У меня подгибались колени. Я едва держалась на ногах. Прислонившись пылающим лбом к прохладному надгробью, я зашептала тихонько, не столько губами, сколько своим израненным сердцем:

— Мой дорогой Зейни-баба, я всего-навсего только маленькая невежественная чалыкушу. Не знаю, как с тобой разговаривать, как тебя умолять. Извини, меня не научили ничему, что могло бы тебе понравиться. Слышала, что ты семь лет провёл в этом подземелье, не видя солнечного света. Может, и ты убежал от неверности людей, от их жестокости. Мой дорогой Зейни-баба, хочу попросить тебя о великой милости. В течение этих семи лет были минуты, когда ты тосковал по солнцу, по ветру. Пошли и мне этого ангела терпения, который помогал тебе в твоём одиночестве. Я тоже хочу без стонов и слёз переносить свою пытку.



Я одна в своей комнате. Хатидже-ханым предоставила меня самой себе, удалившись в каморку, похожую на подвал, в нижнем этаже школы. Там она до полуночи молилась, перебирала чётки.

Вот уже два часа я пишу эти строки при свете коптилки. Издали доносится журчание родника. Иногда потрескивают доски потолка. Я прислушиваюсь к ночным звукам. Холодеет сердце, дрожат губы. Где-то еле слышно разговаривают странные голоса. Лестничные ступеньки тихо скрипят. В коридоре раздаются таинственные шорохи, похожие на человеческий шёпот.

Не трусь, Чалыкушу, ложись спать. Чего бояться каких-то ночных таинственных голосов. Они не причинят тебе столько зла, сколько принесли слова «жёлтого цветка» тогда, в тёткином доме.

Зейнилер, 20 ноября.

Сегодня утром я подсчитала: прошёл почти месяц, как я приехала в Зейнилер. А мне кажется, я живу здесь уже много лет. До этого дня мне не хотелось притрагиваться к дневнику. Вернее, я боялась… Первые дни я пребывала в страшном унынии и отчаянии, и кто знает, какую чепуху могла написать. Сейчас я уже привыкаю к здешней жизни.

У сестры Алекси было любимое изречение: «Девочки мои, от безнадёжных болезней и неизбежных бедствий есть только одно лекарство: терпение и покорность. Но несчастья обладают тайным состраданием. Кто не жалуется и встречает их с улыбкой, к тому они менее жестоки».

Обычно у Чалыкушу эти слова вызывали только смех, но сейчас она считает их правильными и уже не смеется.

После приезда в Зейнилер у меня бывали такие часы, когда я чуть не сходила с ума. «Сопротивление бесполезно, — твердила я, — всё равно ты не выдержишь».
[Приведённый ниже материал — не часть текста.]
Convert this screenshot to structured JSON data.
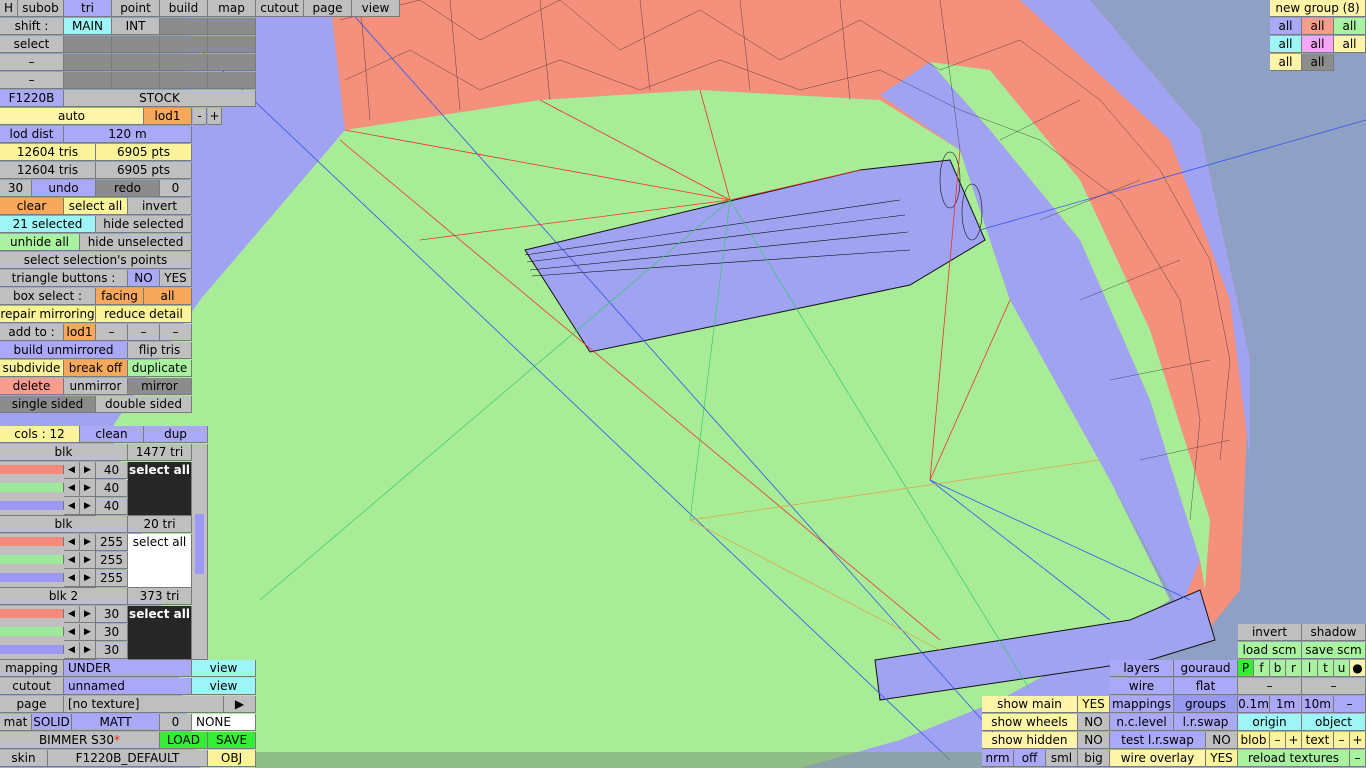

В такие минуты мне на помощь приходили мудрые слова сестры Алекси. Душа моя обливалась слезами, а лицо смеялось, и я начинала петь, насвистывать, чтобы обмануть себя притворным весельем, и сердце моё, трепеща, оживало, как увядший цветок, поставленный в воду.

Я искала утешение в окружающих меня мелочах: будь то свежесорванный зелёный листок, случайно попавшийся мне в руки, которым я водила по лицу, или тощий котёнок, найденный в саду, которого я прижимала к груди, согревая своим дыханием. А когда было совсем невмоготу, говорила себе: «Не хандри, Феридэ, крепись! Ты ведь знаешь, у тебя ничего не осталось в жизни, кроме весёлого лица и смелости».

И пусть моё веселье было наигранным, мимолётным, но разве луч света, пробившийся в тёмное подземелье, или жалкий цветок, распустившийся среди камней у разрушенной стены, не есть признаки жизни, несущие человеку надежду и утешение?

Сегодня пятница. Занятий в школе нет.

Дождь, ливший несколько дней подряд, наконец прекратился. За окном осень устраивает свой последний, прощальный праздник. Кажется, что и горная цепь вдали, и болотце, поросшее камышом, весело улыбаются солнцу. Даже кипарисы и надгробные камни на кладбище потеряли свою строгость, перестали наводить страх.